Background: Nationally, cardiovascular disease is the third-ranked disease category in terms of discharges against medical advice (AMA). Disparities in discharges AMA have not been examined among patients with cardiovascular disease, nor has the moderating role of hospital quality been studied.

Methods: We examined the dual effect of race/ethnicity and hospital quality on discharges AMA by retrospectively analyzing hospital discharge data of patients who were admitted with a primary diagnosis of cardiovascular disease from 2000 through 2005.
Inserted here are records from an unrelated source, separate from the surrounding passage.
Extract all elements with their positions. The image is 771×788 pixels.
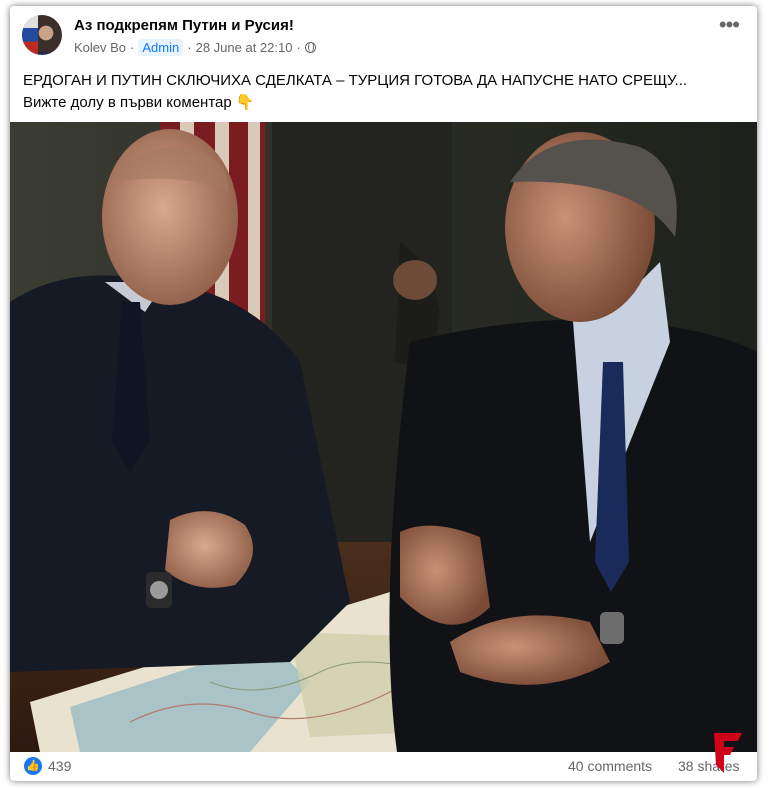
post-header: Аз подкрепям Путин и Русия! Kolev Bo · A… xyxy=(10,6,757,66)
reaction-count[interactable]: 439 xyxy=(48,758,71,774)
author-name-link[interactable]: Kolev Bo xyxy=(74,40,126,55)
comments-count-link[interactable]: 40 comments xyxy=(568,758,652,774)
post-meta: Kolev Bo · Admin · 28 June at 22:10 · xyxy=(74,39,316,56)
factcheck-logo-icon xyxy=(714,733,742,773)
meta-separator: · xyxy=(130,40,135,55)
post-timestamp[interactable]: 28 June at 22:10 xyxy=(196,40,293,55)
group-name-link[interactable]: Аз подкрепям Путин и Русия! xyxy=(74,17,294,34)
post-text: ЕРДОГАН И ПУТИН СКЛЮЧИХА СДЕЛКАТА – ТУРЦ… xyxy=(23,70,743,114)
admin-badge: Admin xyxy=(138,39,184,56)
more-options-icon[interactable]: ••• xyxy=(719,14,740,36)
facebook-post-card: Аз подкрепям Путин и Русия! Kolev Bo · A… xyxy=(10,6,757,781)
group-avatar[interactable] xyxy=(22,15,62,55)
photo-illustration xyxy=(10,122,757,752)
post-photo[interactable] xyxy=(10,122,757,752)
meta-separator: · xyxy=(296,40,301,55)
meta-separator: · xyxy=(187,40,192,55)
post-text-line: ЕРДОГАН И ПУТИН СКЛЮЧИХА СДЕЛКАТА – ТУРЦ… xyxy=(23,72,688,89)
like-icon[interactable]: 👍 xyxy=(24,757,42,775)
globe-icon xyxy=(304,42,316,53)
post-text-line: Вижте долу в първи коментар 👇 xyxy=(23,94,255,111)
flag-graphic xyxy=(22,15,38,55)
post-footer: 👍 439 40 comments 38 shares xyxy=(10,752,757,781)
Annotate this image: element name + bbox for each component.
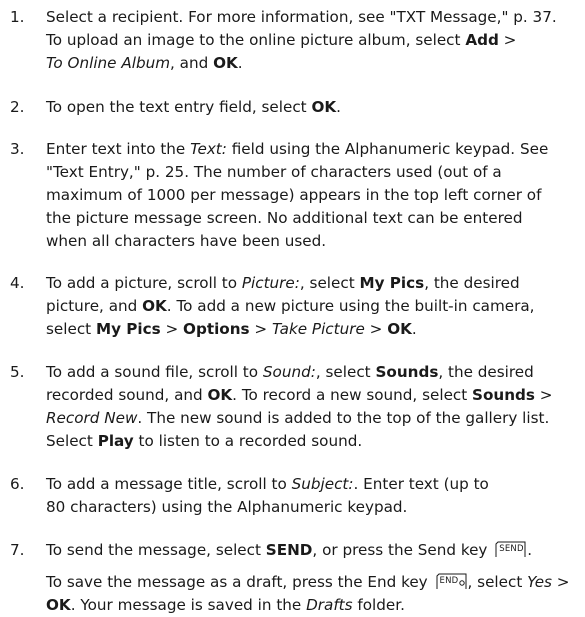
step-text: Enter text into the Text: field using th…	[46, 140, 549, 250]
step-number: 2.	[10, 98, 25, 116]
end-key-icon: END	[436, 572, 468, 590]
step-number: 4.	[10, 274, 25, 292]
step-number: 5.	[10, 363, 25, 381]
end-key-label: END	[439, 576, 459, 586]
draft-text: To save the message as a draft, press th…	[46, 572, 570, 614]
step-text: To add a message title, scroll to Subjec…	[46, 475, 489, 516]
step-number: 6.	[10, 475, 25, 493]
send-key-icon: SEND	[495, 540, 527, 558]
send-key-label: SEND	[499, 544, 524, 554]
step-number: 1.	[10, 8, 25, 26]
step-text: Select a recipient. For more information…	[46, 8, 557, 72]
step-text: To open the text entry field, select OK.	[46, 98, 341, 116]
step-text: To send the message, select SEND, or pre…	[46, 540, 533, 559]
step-number: 7.	[10, 541, 25, 559]
step-number: 3.	[10, 140, 25, 158]
step-text: To add a picture, scroll to Picture:, se…	[46, 274, 535, 338]
step-text: To add a sound file, scroll to Sound:, s…	[46, 363, 553, 450]
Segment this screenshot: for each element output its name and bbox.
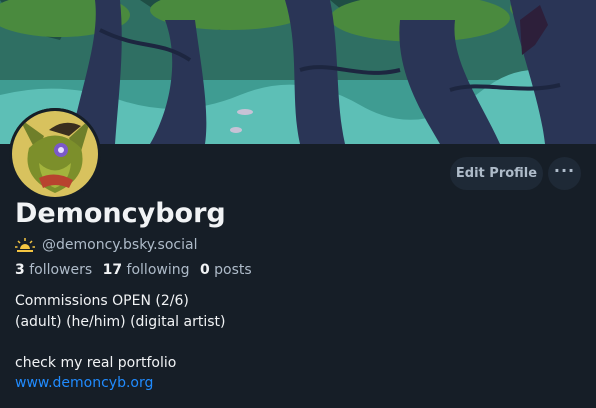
followers-label: followers	[29, 262, 93, 278]
followers-count: 3	[15, 262, 25, 278]
handle-row: @demoncy.bsky.social	[15, 235, 197, 255]
posts-stat: 0 posts	[200, 262, 252, 278]
bio-line: (adult) (he/him) (digital artist)	[15, 313, 226, 330]
following-label: following	[126, 262, 190, 278]
posts-count: 0	[199, 262, 210, 278]
profile-bio: Commissions OPEN (2/6) (adult) (he/him) …	[15, 291, 225, 394]
more-options-button[interactable]: ···	[548, 157, 581, 190]
profile-stats: 3 followers 17 following 0 posts	[15, 262, 258, 278]
sunrise-icon	[15, 238, 35, 252]
handle[interactable]: @demoncy.bsky.social	[42, 237, 197, 253]
ellipsis-icon: ···	[553, 160, 576, 180]
posts-label: posts	[214, 262, 252, 278]
portfolio-link[interactable]: www.demoncyb.org	[15, 375, 153, 391]
bio-line: check my real portfolio	[15, 354, 177, 371]
bio-line: Commissions OPEN (2/6)	[15, 293, 189, 309]
edit-profile-button[interactable]: Edit Profile	[450, 157, 543, 190]
display-name: Demoncyborg	[15, 198, 226, 229]
following-count: 17	[102, 262, 123, 278]
following-stat[interactable]: 17 following	[103, 262, 190, 278]
avatar[interactable]	[9, 108, 101, 200]
followers-stat[interactable]: 3 followers	[15, 262, 92, 278]
bio-line	[15, 332, 225, 353]
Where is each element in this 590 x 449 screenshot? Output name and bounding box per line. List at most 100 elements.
Results: A total of 2619 of the 312,183 hospitalizations for cardiovascular disease (.8%) resulted in a discharge AMA. The sample was 50% male, 32% non-White, and an average age of 68 years of age. Non-White race was associated with a higher probability of a discharge AMA in a high-quality hospital (adjusted odds ratio [AOR] 1.2, P < .001). Non-White race/ethnicity was associated with a lower probability of a discharge AMA in a low-quality hospital (AOR .8, P = .01). A discharge AMA was less likely at a high-quality hospital (AOR .7, P < .001), regardless of race/ethnicity. The modifying effect of hospital quality is more apparent at the highest levels of hospital quality.

Conclusions: Hospital quality is negatively correlated with discharges AMA and moderates the relationship between race/ethnicity and discharges AMA.